Install and config Azure Databricks CLI

  1. Install Python, need Python version 2.7.9 and above if youre using Python 2 or Python 3.6 and above if youre using Python 3.

  2. Run pip install databricks-cli

  3. Set authentication, Click user profile icon > User Settings > Access tokens > Generate new token > generate > copy the token, make sure to copy the token and store it in a secure location, it won't show again.

  4. Copy the URL of Databricks host, the format is https://adb-<workspace-id>.<random-number>.azuredatabricks.net, you can copy it from your Databricks web page URL.

  5. In cmd run dbfs config --token as shown below:

    dbfs configure --token
    Databricks Host (should begin with https://): https://your.url.from.step.4
    Token: your-token-from-step-3
    
  6. Verify whether you are able to connect to DBFS, run "databricks fs ls".

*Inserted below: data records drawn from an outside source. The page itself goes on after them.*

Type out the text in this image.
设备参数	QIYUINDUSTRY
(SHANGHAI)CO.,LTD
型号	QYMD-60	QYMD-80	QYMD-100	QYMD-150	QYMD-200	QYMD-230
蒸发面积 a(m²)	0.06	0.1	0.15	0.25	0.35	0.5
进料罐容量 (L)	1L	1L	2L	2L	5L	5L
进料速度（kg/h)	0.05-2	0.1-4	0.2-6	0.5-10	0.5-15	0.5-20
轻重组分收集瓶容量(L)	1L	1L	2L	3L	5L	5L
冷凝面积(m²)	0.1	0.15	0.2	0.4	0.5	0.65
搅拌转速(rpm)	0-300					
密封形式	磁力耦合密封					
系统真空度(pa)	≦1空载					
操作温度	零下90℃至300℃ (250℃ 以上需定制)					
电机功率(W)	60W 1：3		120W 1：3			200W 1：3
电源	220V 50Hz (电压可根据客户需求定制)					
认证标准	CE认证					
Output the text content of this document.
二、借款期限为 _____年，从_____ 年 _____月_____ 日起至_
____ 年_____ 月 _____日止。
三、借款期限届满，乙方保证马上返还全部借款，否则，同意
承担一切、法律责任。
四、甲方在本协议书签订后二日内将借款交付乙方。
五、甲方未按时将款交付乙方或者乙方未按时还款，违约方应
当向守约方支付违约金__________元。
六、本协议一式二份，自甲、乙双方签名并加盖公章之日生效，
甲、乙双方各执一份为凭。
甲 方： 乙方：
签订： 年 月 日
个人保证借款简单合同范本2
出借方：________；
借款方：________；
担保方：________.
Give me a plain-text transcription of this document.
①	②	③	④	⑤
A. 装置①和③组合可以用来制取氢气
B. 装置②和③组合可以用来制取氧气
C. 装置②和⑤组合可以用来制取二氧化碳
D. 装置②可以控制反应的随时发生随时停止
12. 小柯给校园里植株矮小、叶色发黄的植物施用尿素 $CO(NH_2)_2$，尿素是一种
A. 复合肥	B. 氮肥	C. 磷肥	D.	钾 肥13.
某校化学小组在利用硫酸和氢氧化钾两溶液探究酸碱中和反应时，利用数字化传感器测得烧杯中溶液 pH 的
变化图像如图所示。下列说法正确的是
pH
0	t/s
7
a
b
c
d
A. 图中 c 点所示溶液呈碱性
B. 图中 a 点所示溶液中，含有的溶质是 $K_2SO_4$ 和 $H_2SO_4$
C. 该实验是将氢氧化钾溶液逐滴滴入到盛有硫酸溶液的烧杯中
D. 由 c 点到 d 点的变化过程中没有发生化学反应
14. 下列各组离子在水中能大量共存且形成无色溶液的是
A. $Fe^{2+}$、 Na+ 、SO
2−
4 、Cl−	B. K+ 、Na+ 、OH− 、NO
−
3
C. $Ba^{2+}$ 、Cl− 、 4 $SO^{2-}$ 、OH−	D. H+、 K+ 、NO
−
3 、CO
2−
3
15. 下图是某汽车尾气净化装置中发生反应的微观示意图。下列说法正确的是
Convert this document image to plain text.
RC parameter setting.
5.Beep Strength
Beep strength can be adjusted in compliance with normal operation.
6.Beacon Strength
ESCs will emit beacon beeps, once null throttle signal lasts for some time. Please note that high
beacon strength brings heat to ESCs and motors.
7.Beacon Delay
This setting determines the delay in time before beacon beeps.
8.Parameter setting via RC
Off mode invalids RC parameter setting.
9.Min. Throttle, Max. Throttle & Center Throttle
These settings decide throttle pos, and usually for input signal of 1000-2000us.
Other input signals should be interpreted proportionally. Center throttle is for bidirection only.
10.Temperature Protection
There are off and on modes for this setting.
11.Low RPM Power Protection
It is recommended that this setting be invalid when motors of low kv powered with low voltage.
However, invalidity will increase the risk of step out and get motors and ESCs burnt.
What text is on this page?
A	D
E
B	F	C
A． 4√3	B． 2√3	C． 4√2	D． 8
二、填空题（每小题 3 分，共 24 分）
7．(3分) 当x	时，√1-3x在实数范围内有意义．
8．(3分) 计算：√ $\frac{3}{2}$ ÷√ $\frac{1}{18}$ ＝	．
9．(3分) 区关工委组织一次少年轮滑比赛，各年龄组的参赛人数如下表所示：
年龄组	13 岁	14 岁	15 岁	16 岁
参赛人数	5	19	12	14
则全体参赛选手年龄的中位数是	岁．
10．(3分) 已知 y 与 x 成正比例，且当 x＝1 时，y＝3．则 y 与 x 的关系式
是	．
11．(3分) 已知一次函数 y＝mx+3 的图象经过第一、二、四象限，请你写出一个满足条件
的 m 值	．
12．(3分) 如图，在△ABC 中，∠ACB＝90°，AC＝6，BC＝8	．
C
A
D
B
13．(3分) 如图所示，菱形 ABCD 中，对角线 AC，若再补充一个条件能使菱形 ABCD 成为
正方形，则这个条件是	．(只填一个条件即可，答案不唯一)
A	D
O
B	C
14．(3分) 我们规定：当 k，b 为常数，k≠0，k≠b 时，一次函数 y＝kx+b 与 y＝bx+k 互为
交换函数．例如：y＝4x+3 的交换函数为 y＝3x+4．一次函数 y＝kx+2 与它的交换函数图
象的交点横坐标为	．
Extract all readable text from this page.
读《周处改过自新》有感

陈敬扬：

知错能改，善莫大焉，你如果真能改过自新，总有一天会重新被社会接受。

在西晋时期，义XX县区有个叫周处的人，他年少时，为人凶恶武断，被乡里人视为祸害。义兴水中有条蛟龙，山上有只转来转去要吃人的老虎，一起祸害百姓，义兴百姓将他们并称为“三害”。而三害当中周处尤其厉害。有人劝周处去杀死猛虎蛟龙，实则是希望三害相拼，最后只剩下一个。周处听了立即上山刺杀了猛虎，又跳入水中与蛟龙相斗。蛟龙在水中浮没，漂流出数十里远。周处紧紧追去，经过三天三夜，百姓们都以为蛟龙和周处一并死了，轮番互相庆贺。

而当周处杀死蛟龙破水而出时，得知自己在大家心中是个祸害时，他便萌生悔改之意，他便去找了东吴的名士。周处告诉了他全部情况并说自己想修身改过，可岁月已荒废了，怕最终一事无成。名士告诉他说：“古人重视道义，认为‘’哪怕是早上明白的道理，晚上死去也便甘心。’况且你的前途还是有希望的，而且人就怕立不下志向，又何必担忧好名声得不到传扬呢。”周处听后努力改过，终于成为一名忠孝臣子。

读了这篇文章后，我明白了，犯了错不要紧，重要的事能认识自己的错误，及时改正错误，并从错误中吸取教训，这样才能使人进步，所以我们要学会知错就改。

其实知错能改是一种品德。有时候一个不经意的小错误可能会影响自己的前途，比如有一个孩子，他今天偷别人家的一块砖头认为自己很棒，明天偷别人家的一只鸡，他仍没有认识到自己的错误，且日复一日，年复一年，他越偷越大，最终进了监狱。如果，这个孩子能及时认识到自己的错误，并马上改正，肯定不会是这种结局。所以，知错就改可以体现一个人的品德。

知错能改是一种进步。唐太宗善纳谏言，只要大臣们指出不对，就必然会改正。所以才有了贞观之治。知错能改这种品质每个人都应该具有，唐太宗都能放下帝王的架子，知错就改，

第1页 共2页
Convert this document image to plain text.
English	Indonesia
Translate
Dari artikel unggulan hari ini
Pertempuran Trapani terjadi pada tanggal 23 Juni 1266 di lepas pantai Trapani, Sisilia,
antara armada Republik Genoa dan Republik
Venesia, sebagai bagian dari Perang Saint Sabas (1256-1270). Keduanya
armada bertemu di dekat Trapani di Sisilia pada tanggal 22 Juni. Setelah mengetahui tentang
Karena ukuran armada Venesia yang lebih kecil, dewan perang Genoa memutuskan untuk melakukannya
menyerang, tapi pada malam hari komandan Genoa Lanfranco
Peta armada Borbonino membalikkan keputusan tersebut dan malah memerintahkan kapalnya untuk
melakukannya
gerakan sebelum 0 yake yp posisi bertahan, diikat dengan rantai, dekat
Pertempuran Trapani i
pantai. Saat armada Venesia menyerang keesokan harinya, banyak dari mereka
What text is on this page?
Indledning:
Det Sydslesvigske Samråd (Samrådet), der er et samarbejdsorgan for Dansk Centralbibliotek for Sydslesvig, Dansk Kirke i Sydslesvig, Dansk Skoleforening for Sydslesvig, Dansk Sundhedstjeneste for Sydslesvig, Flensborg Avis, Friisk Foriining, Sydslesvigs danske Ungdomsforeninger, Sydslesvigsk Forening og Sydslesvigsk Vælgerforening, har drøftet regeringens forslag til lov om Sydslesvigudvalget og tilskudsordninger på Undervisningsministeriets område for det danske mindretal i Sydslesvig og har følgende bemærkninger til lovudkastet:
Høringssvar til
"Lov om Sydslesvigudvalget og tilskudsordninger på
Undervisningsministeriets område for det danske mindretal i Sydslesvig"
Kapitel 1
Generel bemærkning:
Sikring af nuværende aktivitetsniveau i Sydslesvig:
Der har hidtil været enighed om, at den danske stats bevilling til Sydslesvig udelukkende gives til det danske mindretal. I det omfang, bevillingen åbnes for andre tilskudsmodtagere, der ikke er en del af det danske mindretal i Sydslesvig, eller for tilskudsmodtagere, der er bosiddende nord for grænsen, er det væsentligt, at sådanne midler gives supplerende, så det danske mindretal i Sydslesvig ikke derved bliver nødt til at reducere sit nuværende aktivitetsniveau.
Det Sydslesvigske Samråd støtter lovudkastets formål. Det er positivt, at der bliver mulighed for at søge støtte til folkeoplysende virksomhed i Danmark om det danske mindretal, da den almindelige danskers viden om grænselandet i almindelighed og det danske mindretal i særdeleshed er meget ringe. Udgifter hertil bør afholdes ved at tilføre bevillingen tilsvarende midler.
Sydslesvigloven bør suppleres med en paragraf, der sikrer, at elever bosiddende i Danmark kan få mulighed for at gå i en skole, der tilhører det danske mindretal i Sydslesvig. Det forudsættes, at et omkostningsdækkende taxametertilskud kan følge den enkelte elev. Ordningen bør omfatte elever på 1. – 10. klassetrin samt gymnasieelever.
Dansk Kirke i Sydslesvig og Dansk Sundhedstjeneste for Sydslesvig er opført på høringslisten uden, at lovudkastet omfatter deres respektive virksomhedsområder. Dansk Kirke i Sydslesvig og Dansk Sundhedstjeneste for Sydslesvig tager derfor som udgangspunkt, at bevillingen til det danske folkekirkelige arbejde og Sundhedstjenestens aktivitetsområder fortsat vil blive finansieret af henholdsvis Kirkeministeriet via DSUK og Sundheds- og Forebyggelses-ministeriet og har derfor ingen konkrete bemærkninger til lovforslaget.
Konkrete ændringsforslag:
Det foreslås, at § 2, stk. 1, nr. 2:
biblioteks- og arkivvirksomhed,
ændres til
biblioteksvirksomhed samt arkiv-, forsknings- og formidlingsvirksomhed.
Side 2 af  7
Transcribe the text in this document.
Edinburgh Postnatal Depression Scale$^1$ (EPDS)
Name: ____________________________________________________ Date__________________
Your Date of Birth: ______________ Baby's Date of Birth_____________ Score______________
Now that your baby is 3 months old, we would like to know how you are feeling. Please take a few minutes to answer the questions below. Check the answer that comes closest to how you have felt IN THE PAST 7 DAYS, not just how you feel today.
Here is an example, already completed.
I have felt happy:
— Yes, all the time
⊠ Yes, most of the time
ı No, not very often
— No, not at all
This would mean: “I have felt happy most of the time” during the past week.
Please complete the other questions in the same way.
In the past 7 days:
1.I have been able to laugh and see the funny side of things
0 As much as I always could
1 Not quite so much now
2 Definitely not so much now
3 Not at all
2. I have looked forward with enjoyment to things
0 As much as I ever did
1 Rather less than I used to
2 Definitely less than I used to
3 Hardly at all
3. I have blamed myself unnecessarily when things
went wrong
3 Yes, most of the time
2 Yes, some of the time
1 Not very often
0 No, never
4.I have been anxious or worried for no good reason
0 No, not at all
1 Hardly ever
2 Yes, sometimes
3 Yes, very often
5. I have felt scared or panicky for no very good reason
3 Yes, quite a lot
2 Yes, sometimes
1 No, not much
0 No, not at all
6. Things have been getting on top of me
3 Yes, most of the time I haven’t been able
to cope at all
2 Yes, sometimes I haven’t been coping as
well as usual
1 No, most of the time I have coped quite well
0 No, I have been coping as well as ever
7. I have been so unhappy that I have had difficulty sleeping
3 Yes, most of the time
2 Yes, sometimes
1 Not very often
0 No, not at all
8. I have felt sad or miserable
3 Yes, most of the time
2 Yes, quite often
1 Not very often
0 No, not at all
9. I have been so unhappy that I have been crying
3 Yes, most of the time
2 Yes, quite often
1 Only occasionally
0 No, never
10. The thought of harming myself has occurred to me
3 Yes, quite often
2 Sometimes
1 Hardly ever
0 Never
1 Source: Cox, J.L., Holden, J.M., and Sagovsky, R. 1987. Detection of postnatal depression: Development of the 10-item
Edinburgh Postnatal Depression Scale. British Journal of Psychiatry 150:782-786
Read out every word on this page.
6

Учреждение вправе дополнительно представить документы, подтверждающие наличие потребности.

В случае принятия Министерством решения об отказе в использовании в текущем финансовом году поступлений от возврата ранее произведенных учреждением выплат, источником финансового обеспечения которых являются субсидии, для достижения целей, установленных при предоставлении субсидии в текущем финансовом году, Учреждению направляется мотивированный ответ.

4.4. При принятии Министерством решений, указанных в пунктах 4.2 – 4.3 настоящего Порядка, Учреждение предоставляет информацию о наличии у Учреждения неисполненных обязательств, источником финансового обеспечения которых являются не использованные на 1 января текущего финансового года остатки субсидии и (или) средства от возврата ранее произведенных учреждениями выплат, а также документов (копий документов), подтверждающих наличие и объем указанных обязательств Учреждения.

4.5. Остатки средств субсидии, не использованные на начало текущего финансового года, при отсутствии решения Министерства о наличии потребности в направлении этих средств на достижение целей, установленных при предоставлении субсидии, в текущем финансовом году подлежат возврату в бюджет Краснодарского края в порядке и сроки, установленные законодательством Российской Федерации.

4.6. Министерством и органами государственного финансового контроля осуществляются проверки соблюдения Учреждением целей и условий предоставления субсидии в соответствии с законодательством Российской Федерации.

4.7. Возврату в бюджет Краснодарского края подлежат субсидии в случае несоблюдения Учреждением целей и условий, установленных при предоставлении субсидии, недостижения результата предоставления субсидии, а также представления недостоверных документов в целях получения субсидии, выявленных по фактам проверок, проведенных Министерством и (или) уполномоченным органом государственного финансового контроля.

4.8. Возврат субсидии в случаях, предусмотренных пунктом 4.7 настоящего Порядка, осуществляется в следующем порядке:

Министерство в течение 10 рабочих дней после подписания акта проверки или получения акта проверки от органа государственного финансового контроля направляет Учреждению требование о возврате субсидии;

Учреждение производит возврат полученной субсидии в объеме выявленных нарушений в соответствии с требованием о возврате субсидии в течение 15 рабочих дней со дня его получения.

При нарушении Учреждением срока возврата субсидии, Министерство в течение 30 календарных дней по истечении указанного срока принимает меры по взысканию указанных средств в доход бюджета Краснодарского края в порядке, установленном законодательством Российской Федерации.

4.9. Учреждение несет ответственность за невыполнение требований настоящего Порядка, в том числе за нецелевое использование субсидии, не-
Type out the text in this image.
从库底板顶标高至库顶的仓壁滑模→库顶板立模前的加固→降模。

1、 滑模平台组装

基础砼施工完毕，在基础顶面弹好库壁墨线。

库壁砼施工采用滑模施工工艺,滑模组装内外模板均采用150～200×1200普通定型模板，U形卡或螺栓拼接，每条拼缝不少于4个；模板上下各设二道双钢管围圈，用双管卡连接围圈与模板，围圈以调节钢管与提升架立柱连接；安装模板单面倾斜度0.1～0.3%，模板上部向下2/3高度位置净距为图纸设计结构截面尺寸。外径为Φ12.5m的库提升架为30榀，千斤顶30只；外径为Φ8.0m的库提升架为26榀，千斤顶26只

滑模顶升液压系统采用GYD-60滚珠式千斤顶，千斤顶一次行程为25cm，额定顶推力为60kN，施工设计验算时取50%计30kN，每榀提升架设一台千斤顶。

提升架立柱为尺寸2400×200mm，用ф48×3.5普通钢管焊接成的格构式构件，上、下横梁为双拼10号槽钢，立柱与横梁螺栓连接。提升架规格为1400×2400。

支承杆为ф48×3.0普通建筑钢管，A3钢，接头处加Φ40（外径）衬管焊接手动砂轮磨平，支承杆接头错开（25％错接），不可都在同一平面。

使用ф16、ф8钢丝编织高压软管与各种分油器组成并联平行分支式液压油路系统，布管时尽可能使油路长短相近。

Upload through Databricks CLI

Now, we can use Databricks CLI to upload file to DBFS. run command:

dbfs cp /your/local/filepath/bigdl-assembly-spark_3.1.2-2.1.0-SNAPSHOT-jar-with-dependencies.jar dbfs:/FileStore/jars/stable/bigdl-assembly-spark_3.1.2-2.1.0-SNAPSHOT-jar-with-dependencies.jar

After command finished, check DBFS in Databricks, in left panel, click Data > DBFS > your upload directory, if you do not see DBFS in your panel, see Appendix A.

Install package from DBFS

In the left panel, click Compute > choose your cluster > Libraries > Install new > Library Source(DBFS/ADLS) > Library Type(your package type).